By Mulengera Reporter
Former Security Minister Lt Gen Henry Tumukunde will stand against former boss and comrade President Yoweri Kaguta Museveni in next year’s presidential election.
On February 28, Tumukunde wrote to the Electoral Commission (EC) communicating his plans to consult Ugandans before finally deciding to get in the presidential ring. The Commission acknowledged receipt of the letter on March 03.
Days ago, government withdrew guards from the former minister, leaving many speculating on what would happen to the embattled former spy chief, and what would be his next move.
Months after Museveni dropped Tumukunde and former Uganda Police Force Chief Gen Kale Kayihura in a two-man reshuffle in 2018, the former Internal Security Organisation (ISO) chief announced he would contest to become Kampala City mayor.

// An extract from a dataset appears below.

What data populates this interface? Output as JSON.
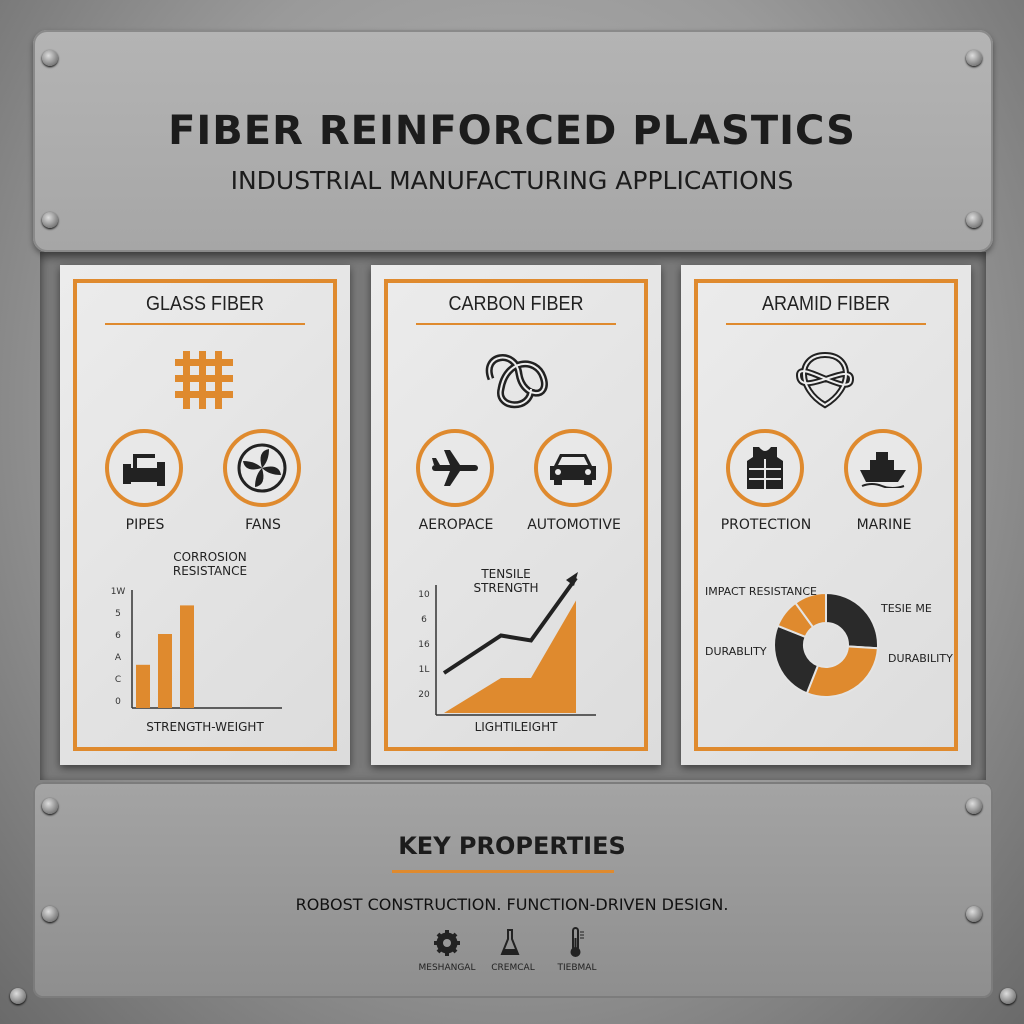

But Tumukunde changed his mind after making consultations. And now, another set of consultations across the country will determine if he finally decides to compete for Uganda’s top position – a seat he has been close to as minister and head of ISO, meeting Museveni severally.
In September 2015, Museveni promoted Tumukunde from Brigadier to Lieutenant General, the second highest rank in the army, and retired him from the national army.
By the time of his retirement, Tumukunde was campaigning for President Museveni ahead of the 2016 general elections.
Tumukunde, who previously served as UPDF Representative in Parliament, Commander of the 4th Division in Gulu and head of the army’s Personnel and Administration Department, is not new to controversy.
In 2005, he was detained for flouting standing orders barring serving UPDF officers from politics after he made political statements during a talk show to the effect that the Museveni government had veered off the ideals it stood for during the five-year bush war that propelled the National Resistance Army to power in 1986.
Just like former army commander Maj Gen Mugisha Muntu (now head of the Alliance for National Transformation-ANT, an opposition political party) and Col Jet Mwebaze, Tumukunde joined Museveni in the bush war after completing his studies at Makerere University.
After a trial that dragged on for eight years, the General Court Martial convicted Tumukunde for flouting the UPDF code of conduct but cleared him on charges of spreading harmful propaganda.
The former UPDF officer is now seeking the presidency to offer Ugandans a fundamental change he accuses Museveni, his former boss, of failing to deliver; and a peaceful transition that citizens of the landlocked East African country have never seen since independence in 1962.
“I join other well-meaning Ugandans to support the fundamental change which we promised Ugandans in the past and a peaceful transition from one generation to another,” Tumukunde wrote to the EC, in a veiled reference to Museveni’s inaugural speech at Parliament, and his 34-year stay in power.
Meanwhile, Tumukunde is uncertain “other organs of the state” will respect the EC’s clearance of his consultative meetings.
In recent weeks, Police has blocked consultations by presidential hopeful Robert Kyagulanyi.